The central bank on Monday evening issued a statement announcing the regulatory relief measures to support the banking system as it faces the impact of the Covid-19 outbreak. These measures have been instituted by the bank's Prudential Authority (PA) which regulates the banking and financial services sector.

"With the high probability that the impact of Covid-19 will result in heightened stress in the banking system, the PA is issuing a guidance note advising banks not to distribute discretionary ordinary dividends during this period.

"Similarly, bonuses for senior executives should also be put on hold during this period," the statement read.

The measures of the PA are in addition to other steps previously taken by the Reserve Bank in response to Covid-19. They include the use of monetary policy tools to manage liquidity in the financial system – such a cutting interest rates by 100 basis points which resulted in an estimated R32 billion of cash flowing back into the economy, as well as the purchasing of government bonds and other adjustments in the repo market.

According to the Reserve Bank, these measures will ensure SA's banking system is "robust and well-capitalised."

The PA's regulatory relief measures are across three fronts.

They include the following:

Capital relief on restructured loans that are in good standing before the Covid-19 crisis – which means these restructured loans will not incur a higher capital charge. "This amendment covers loans to households, small- and medium-sized businesses and corporates, and for specialised lending," the Reserve Bank said.

A lower liquidity coverage ratio (LCR) – the LCR sets out the liquid assets a bank has to maintain, relative to its anticipated outflows.
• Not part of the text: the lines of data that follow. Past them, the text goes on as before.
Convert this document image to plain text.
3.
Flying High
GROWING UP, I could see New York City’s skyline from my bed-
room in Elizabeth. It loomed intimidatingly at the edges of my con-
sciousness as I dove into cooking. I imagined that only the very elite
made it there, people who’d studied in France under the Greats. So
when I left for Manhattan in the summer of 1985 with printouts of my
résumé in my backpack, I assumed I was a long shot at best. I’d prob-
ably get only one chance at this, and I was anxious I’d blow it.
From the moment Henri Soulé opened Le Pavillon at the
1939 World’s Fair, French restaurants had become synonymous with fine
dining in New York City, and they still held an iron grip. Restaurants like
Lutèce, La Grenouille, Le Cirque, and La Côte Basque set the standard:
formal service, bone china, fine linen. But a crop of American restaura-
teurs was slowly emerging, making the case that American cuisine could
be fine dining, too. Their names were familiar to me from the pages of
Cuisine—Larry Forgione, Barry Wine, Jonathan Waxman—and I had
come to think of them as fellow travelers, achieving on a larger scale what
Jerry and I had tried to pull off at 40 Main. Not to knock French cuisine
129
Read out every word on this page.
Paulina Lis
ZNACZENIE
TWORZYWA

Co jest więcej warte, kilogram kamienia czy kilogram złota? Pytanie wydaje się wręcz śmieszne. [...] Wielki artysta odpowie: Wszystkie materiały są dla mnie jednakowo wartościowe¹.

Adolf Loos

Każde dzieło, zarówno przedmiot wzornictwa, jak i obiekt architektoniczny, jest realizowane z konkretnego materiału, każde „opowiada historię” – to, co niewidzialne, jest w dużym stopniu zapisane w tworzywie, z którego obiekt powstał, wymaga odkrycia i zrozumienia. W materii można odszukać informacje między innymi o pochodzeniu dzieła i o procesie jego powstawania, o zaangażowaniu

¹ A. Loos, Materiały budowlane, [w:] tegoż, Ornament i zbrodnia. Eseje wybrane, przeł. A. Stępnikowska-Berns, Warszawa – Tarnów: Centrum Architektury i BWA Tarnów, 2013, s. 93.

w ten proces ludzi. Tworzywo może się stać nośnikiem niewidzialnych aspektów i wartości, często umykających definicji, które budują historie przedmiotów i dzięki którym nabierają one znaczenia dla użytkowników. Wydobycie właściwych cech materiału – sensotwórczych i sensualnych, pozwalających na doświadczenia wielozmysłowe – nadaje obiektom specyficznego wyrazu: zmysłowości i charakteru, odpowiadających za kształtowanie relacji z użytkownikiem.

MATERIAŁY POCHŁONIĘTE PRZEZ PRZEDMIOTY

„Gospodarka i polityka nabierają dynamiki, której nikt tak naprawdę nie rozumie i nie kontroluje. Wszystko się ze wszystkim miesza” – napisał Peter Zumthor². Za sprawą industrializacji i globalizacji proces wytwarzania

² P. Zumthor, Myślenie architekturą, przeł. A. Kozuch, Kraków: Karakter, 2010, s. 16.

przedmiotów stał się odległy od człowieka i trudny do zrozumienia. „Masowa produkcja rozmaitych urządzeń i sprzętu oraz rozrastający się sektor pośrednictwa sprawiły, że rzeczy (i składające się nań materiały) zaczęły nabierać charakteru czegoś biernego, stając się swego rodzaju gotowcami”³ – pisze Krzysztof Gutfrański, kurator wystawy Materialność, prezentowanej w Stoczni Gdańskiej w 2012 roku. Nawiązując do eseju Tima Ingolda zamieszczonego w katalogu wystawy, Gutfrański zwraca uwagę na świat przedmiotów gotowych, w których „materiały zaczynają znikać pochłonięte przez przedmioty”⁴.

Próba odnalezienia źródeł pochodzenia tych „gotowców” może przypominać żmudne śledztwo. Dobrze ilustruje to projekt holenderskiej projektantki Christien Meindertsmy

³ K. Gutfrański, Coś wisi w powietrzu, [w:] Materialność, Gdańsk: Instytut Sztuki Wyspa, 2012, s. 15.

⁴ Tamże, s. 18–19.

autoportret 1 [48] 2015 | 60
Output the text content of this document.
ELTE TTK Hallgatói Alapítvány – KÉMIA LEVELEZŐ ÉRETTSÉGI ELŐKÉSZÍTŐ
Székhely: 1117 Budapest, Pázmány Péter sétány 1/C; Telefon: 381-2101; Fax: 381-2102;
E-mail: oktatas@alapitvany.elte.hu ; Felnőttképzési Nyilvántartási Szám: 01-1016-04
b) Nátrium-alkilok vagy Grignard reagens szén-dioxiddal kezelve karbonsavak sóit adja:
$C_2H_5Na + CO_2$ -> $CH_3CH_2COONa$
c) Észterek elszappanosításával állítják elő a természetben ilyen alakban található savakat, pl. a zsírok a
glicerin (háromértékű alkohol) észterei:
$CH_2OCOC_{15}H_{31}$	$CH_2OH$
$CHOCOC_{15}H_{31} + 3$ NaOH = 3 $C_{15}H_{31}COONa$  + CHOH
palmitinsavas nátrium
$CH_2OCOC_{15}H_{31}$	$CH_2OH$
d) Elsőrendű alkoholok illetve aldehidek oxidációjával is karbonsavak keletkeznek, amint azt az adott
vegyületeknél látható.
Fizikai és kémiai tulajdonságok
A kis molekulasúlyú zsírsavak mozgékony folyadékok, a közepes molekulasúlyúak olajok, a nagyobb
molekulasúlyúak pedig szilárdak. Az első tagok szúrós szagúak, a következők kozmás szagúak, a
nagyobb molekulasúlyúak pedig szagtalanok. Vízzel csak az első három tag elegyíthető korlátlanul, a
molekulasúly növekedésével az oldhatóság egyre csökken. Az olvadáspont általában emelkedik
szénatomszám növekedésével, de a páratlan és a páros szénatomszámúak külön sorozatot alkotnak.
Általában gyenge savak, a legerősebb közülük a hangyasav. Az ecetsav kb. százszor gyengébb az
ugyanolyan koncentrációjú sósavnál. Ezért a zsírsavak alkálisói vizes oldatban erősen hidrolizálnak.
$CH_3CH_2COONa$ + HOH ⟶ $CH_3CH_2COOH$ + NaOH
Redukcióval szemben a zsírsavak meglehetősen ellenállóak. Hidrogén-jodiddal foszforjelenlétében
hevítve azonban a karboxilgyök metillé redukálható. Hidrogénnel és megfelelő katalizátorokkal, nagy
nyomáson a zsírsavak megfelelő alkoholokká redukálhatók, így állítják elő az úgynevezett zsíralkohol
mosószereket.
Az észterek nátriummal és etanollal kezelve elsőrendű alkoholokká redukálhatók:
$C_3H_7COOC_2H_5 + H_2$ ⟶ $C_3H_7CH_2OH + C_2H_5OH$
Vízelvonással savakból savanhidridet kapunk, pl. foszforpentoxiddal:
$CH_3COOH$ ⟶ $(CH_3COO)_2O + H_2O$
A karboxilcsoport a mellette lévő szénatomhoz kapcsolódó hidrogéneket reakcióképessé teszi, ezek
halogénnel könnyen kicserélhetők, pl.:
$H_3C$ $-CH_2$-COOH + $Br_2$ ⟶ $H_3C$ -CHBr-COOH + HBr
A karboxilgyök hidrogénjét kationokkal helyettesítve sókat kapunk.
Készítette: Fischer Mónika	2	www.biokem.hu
The LCR will be lowered from 100% to 80%.

Lower capital requirements – The PA has provided criteria to allow banks to dip into their capital buffer, if needed. "The PA plans to announce a timetable according to which banks can restore these buffers once the Covid-19 crisis has abated. "This timetable will be sensitive to the need to balance the rebuilding of buffers to ensure a resilient banking system, with the negative effect that such measures could have on credit extension and economic growth," the Reserve Bank said.